The Kinesis Producer Library (KPL) is an open-source library that can be used to publish data to Kinesis Data Streams. KPL is optimized for high-throughput and low-latency data streams, making it an ideal choice for ZNews to ingest data from multiple sources at scale.

D. Kinesis Data Firehose:

Amazon Kinesis Data Firehose is another streaming service that can ingest and process real-time data at scale. Kinesis Data Firehose can capture and transform data from various sources, including Kinesis Data Streams, and deliver the data to data stores such as Amazon S3, Amazon Redshift, or Amazon Elasticsearch Service. Kinesis Data Firehose provides a managed service that handles scaling, management, and delivery of streaming data, making it easy to configure, implement, manage, and maintain.

E. Lambda Blueprints, Record Format Conversion:

AWS Lambda is a serverless compute service that can be used to process and analyze data in real-time.
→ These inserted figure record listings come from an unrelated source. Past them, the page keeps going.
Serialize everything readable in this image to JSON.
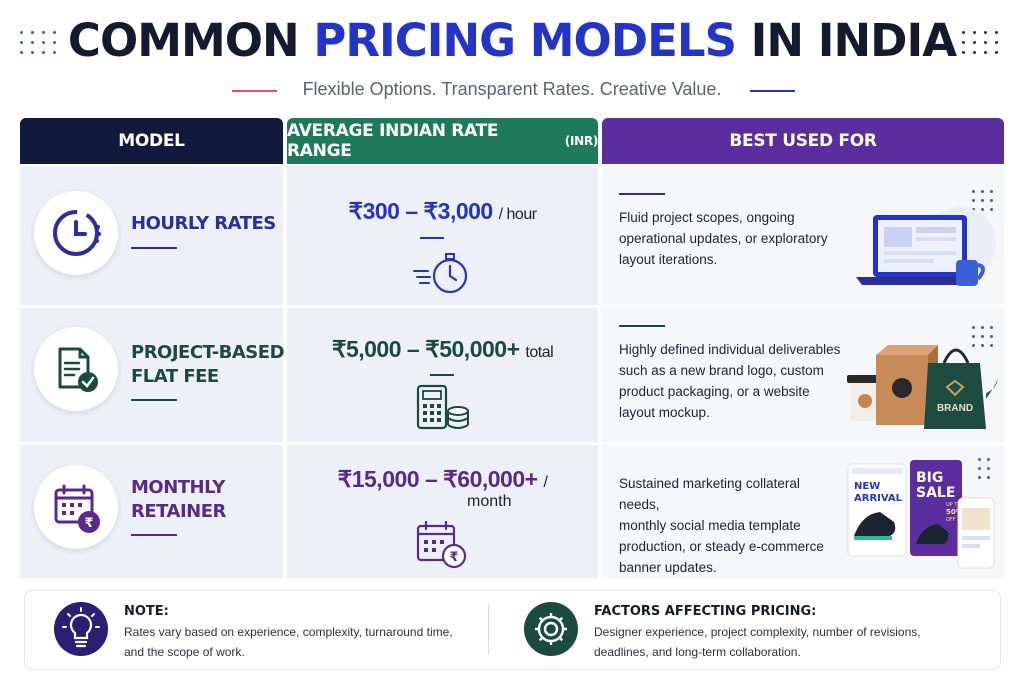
{
  "header": {
    "title_part1": "COMMON",
    "title_accent": "PRICING MODELS",
    "title_part2": "IN INDIA",
    "subtitle": "Flexible Options. Transparent Rates. Creative Value."
  },
  "table": {
    "columns": {
      "model": "MODEL",
      "rate": "AVERAGE INDIAN RATE RANGE",
      "rate_suffix": "(INR)",
      "best": "BEST USED FOR"
    },
    "rows": [
      {
        "name_line1": "HOURLY RATES",
        "name_line2": "",
        "rate": "₹300 – ₹3,000",
        "rate_unit": "/ hour",
        "rate_unit2": "",
        "desc": [
          "Fluid project scopes, ongoing",
          "operational updates, or exploratory",
          "layout iterations."
        ],
        "icon": "clock-icon",
        "rate_icon": "stopwatch-icon",
        "illustration": "laptop-mug-illustration",
        "color": "#2a2f9c"
      },
      {
        "name_line1": "PROJECT-BASED",
        "name_line2": "FLAT FEE",
        "rate": "₹5,000 – ₹50,000+",
        "rate_unit": "total",
        "rate_unit2": "",
        "desc": [
          "Highly defined individual deliverables",
          "such as a new brand logo, custom",
          "product packaging, or a website",
          "layout mockup."
        ],
        "icon": "document-check-icon",
        "rate_icon": "calculator-coins-icon",
        "illustration": "brand-packaging-illustration",
        "color": "#1d4a3e"
      },
      {
        "name_line1": "MONTHLY",
        "name_line2": "RETAINER",
        "rate": "₹15,000 – ₹60,000+",
        "rate_unit": "/",
        "rate_unit2": "month",
        "desc": [
          "Sustained marketing collateral needs,",
          "monthly social media template",
          "production, or steady e-commerce",
          "banner updates."
        ],
        "icon": "calendar-rupee-icon",
        "rate_icon": "calendar-rupee-icon",
        "illustration": "social-posts-illustration",
        "color": "#5a2a8a"
      }
    ]
  },
  "illustrations": {
    "brand_bag_text": "BRAND",
    "post1": [
      "NEW",
      "ARRIVAL"
    ],
    "post2": [
      "BIG",
      "SALE",
      "UP TO",
      "50%",
      "OFF"
    ]
  },
  "footer": {
    "note_title": "NOTE:",
    "note_text": [
      "Rates vary based on experience, complexity, turnaround time,",
      "and the scope of work."
    ],
    "factors_title": "FACTORS AFFECTING PRICING:",
    "factors_text": [
      "Designer experience, project complexity, number of revisions,",
      "deadlines, and long-term collaboration."
    ]
  },
  "colors": {
    "navy": "#111a3a",
    "green": "#1f7a5c",
    "purple": "#5b2d9e",
    "accent_blue": "#2434c4",
    "cell_bg": "#eef0f8"
  }
}
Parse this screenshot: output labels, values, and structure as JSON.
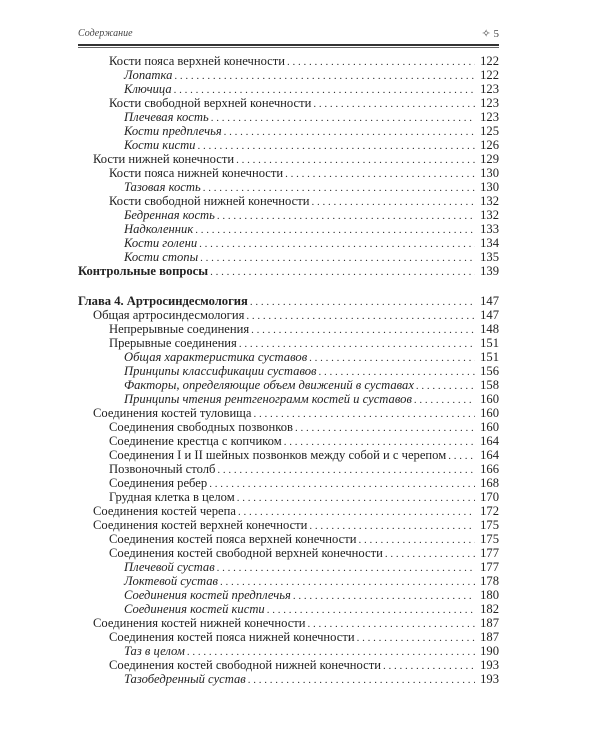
{
  "header": {
    "title": "Содержание",
    "page_marker": "✧ 5"
  },
  "sections": [
    [
      {
        "text": "Кости пояса верхней конечности",
        "page": "122",
        "level": 2,
        "style": "normal"
      },
      {
        "text": "Лопатка",
        "page": "122",
        "level": 3,
        "style": "italic"
      },
      {
        "text": "Ключица",
        "page": "123",
        "level": 3,
        "style": "italic"
      },
      {
        "text": "Кости свободной верхней конечности",
        "page": "123",
        "level": 2,
        "style": "normal"
      },
      {
        "text": "Плечевая кость",
        "page": "123",
        "level": 3,
        "style": "italic"
      },
      {
        "text": "Кости предплечья",
        "page": "125",
        "level": 3,
        "style": "italic"
      },
      {
        "text": "Кости кисти",
        "page": "126",
        "level": 3,
        "style": "italic"
      },
      {
        "text": "Кости нижней конечности",
        "page": "129",
        "level": 1,
        "style": "normal"
      },
      {
        "text": "Кости пояса нижней конечности",
        "page": "130",
        "level": 2,
        "style": "normal"
      },
      {
        "text": "Тазовая кость",
        "page": "130",
        "level": 3,
        "style": "italic"
      },
      {
        "text": "Кости свободной нижней конечности",
        "page": "132",
        "level": 2,
        "style": "normal"
      },
      {
        "text": "Бедренная кость",
        "page": "132",
        "level": 3,
        "style": "italic"
      },
      {
        "text": "Надколенник",
        "page": "133",
        "level": 3,
        "style": "italic"
      },
      {
        "text": "Кости голени",
        "page": "134",
        "level": 3,
        "style": "italic"
      },
      {
        "text": "Кости стопы",
        "page": "135",
        "level": 3,
        "style": "italic"
      },
      {
        "text": "Контрольные вопросы",
        "page": "139",
        "level": 0,
        "style": "bold"
      }
    ],
    [
      {
        "text": "Глава 4. Артросиндесмология",
        "page": "147",
        "level": 0,
        "style": "bold"
      },
      {
        "text": "Общая артросиндесмология",
        "page": "147",
        "level": 1,
        "style": "normal"
      },
      {
        "text": "Непрерывные соединения",
        "page": "148",
        "level": 2,
        "style": "normal"
      },
      {
        "text": "Прерывные соединения",
        "page": "151",
        "level": 2,
        "style": "normal"
      },
      {
        "text": "Общая характеристика суставов",
        "page": "151",
        "level": 3,
        "style": "italic"
      },
      {
        "text": "Принципы классификации суставов",
        "page": "156",
        "level": 3,
        "style": "italic"
      },
      {
        "text": "Факторы, определяющие объем движений в суставах",
        "page": "158",
        "level": 3,
        "style": "italic"
      },
      {
        "text": "Принципы чтения рентгенограмм костей и суставов",
        "page": "160",
        "level": 3,
        "style": "italic"
      },
      {
        "text": "Соединения костей туловища",
        "page": "160",
        "level": 1,
        "style": "normal"
      },
      {
        "text": "Соединения свободных позвонков",
        "page": "160",
        "level": 2,
        "style": "normal"
      },
      {
        "text": "Соединение крестца с копчиком",
        "page": "164",
        "level": 2,
        "style": "normal"
      },
      {
        "text": "Соединения I и II шейных позвонков между собой и с черепом",
        "page": "164",
        "level": 2,
        "style": "normal"
      },
      {
        "text": "Позвоночный столб",
        "page": "166",
        "level": 2,
        "style": "normal"
      },
      {
        "text": "Соединения ребер",
        "page": "168",
        "level": 2,
        "style": "normal"
      },
      {
        "text": "Грудная клетка в целом",
        "page": "170",
        "level": 2,
        "style": "normal"
      },
      {
        "text": "Соединения костей черепа",
        "page": "172",
        "level": 1,
        "style": "normal"
      },
      {
        "text": "Соединения костей верхней конечности",
        "page": "175",
        "level": 1,
        "style": "normal"
      },
      {
        "text": "Соединения костей пояса верхней конечности",
        "page": "175",
        "level": 2,
        "style": "normal"
      },
      {
        "text": "Соединения костей свободной верхней конечности",
        "page": "177",
        "level": 2,
        "style": "normal"
      },
      {
        "text": "Плечевой сустав",
        "page": "177",
        "level": 3,
        "style": "italic"
      },
      {
        "text": "Локтевой сустав",
        "page": "178",
        "level": 3,
        "style": "italic"
      },
      {
        "text": "Соединения костей предплечья",
        "page": "180",
        "level": 3,
        "style": "italic"
      },
      {
        "text": "Соединения костей кисти",
        "page": "182",
        "level": 3,
        "style": "italic"
      },
      {
        "text": "Соединения костей нижней конечности",
        "page": "187",
        "level": 1,
        "style": "normal"
      },
      {
        "text": "Соединения костей пояса нижней конечности",
        "page": "187",
        "level": 2,
        "style": "normal"
      },
      {
        "text": "Таз в целом",
        "page": "190",
        "level": 3,
        "style": "italic"
      },
      {
        "text": "Соединения костей свободной нижней конечности",
        "page": "193",
        "level": 2,
        "style": "normal"
      },
      {
        "text": "Тазобедренный сустав",
        "page": "193",
        "level": 3,
        "style": "italic"
      }
    ]
  ]
}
AWS Lambda provides several blueprints and templates that enable you to quickly create functions that can transform and analyze data from Kinesis Data Streams or Kinesis Data Firehose. Lambda can also perform record format conversion, enabling you to convert data from one format to another, such as from JSON to CSV.

F. Kinesis Client Library + Enhanced Customers + Kinesis Connector Library:

The Kinesis Client Library (KCL) is a set of libraries that can be used to build consumer applications that process and analyze data from Kinesis Data Streams. KCL provides several features such as automatic load balancing, checkpointing, and de-aggregation of data. Additionally, KCL provides enhanced customers and a Kinesis Connector Library that can be used to integrate Kinesis Data Streams with other AWS services such as Amazon S3, Amazon Redshift, or Amazon Elasticsearch Service.

In summary, the AWS services that can meet ZNews' streaming platform requirements are Kinesis Data Streams, KPL Library, Kinesis Data Firehose, Lambda Blueprints, Kinesis Client Library, Enhanced Customers, and Kinesis Connector Library.